Il y a aussi tout le travail des pédales qui permet de jouer avec les sons et les résonances, d’évoquer comme autant de souvenirs les couleurs et les reflets de l’eau, la profondeur des bassins où se mêlent différents courants, différentes teintes, différentes lumières.”
– Et le (la) pianiste dans tout cela ?
“Il est seul, c’est un avantage, car il peut être audacieux dans l’interprétation. Cela s’apparente bien aux qualités de l’eau, sa souplesse, la liberté qu’on peut ressentir à son égard. Il joue avec tout son corps, pas seulement avec ses doigts. Il y a de sa part une grande participation gestuelle Si on poursuit vraiment le geste dans l’espace, si après avoir joué on laisse partir le bras, on sait qu’on aura une meilleure sonorité parce qu’on aura attaqué le son différemment. Effectivement, on occupe tout l’espace sonore autour du piano.”
– Les « musiques de l’eau » portent-elles en elles-mêmes quelque message actuel ou … éternel ?
“Les musiques impressionnistes invitent à l’imaginaire, visuel et sensuel. C’est ce qui plaît au public. Même si le concert est relativement long, les gens ne s’ennuient pas car ils imaginent beaucoup de choses. Chacun est libre de laisser voguer son imagination selon son propre vécu, de se représenter sa propre histoire. C’est ce qu’il y a de merveilleux dans la rencontre entre la musique et ceux qui l’écoutent.

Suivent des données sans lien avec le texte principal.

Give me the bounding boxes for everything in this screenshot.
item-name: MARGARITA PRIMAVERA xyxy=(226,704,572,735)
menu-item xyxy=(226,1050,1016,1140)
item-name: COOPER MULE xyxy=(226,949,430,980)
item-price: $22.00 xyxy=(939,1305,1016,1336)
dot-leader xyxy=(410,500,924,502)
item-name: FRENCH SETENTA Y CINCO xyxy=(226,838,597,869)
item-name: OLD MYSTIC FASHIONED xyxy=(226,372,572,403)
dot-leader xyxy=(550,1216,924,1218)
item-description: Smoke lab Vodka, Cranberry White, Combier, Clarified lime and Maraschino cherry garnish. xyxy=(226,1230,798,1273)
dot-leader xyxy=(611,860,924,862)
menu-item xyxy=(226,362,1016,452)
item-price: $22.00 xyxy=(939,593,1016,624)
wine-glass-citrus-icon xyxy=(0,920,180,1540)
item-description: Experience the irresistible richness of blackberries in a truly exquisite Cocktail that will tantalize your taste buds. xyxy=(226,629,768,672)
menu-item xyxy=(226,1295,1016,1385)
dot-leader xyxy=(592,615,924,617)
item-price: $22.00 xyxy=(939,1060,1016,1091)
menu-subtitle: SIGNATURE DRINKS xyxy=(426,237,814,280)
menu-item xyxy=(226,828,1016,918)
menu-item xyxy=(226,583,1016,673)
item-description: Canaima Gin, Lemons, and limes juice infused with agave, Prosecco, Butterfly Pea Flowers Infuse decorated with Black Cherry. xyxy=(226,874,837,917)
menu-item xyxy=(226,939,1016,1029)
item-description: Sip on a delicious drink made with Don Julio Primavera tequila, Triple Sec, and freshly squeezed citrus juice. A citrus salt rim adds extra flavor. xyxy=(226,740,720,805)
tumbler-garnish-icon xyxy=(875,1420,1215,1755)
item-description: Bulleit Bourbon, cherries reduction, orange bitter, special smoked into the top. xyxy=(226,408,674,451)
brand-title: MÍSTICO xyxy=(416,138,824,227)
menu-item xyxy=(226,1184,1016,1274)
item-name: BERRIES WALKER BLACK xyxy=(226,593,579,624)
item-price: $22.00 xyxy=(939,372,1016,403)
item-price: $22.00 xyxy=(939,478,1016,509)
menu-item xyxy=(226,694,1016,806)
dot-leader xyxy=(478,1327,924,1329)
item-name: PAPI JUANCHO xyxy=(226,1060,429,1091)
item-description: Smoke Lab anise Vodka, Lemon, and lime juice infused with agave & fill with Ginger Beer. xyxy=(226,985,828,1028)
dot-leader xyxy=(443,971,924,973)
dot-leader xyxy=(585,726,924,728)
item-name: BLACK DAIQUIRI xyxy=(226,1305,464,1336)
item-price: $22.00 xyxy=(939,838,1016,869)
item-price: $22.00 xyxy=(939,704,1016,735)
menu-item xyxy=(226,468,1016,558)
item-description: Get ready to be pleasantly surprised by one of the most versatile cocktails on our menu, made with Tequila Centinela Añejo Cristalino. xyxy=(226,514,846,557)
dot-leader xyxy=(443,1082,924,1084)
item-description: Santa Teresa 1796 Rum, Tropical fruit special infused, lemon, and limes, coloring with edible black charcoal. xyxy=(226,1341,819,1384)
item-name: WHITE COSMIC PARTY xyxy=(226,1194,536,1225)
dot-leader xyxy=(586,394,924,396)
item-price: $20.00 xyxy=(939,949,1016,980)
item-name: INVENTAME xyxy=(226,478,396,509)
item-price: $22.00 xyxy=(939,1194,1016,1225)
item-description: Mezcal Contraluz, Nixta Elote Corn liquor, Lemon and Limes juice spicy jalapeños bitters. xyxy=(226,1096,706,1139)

On vit dans un monde très axé sur le visuel. Bien des gens semblent extrêmement préoccupés par leur apparence, leur look. La vie intérieure n’est pas assez souvent stimulée et c’est dommage. J’aimerais donc aller au-devant des gens qui n’ont pas l’occasion de vivre ce genre d’expérience musicale. C’est l’occasion de vivre dans un monde autre que celui de la réalité. Un monde qui convient mieux à l’être humain, car le temps et les lieux sont étirés, transformés. L’être humain peut s’y mouvoir d’une manière qui lui convient mieux que la vraie réalité. A travers l’eau, on a alors le sentiment de retrouver une sorte de paradis perdu. Où la plupart des sensations seraient agréables, mais aussi où les émotions seraient fortes, dégagées des codes du monde réel.”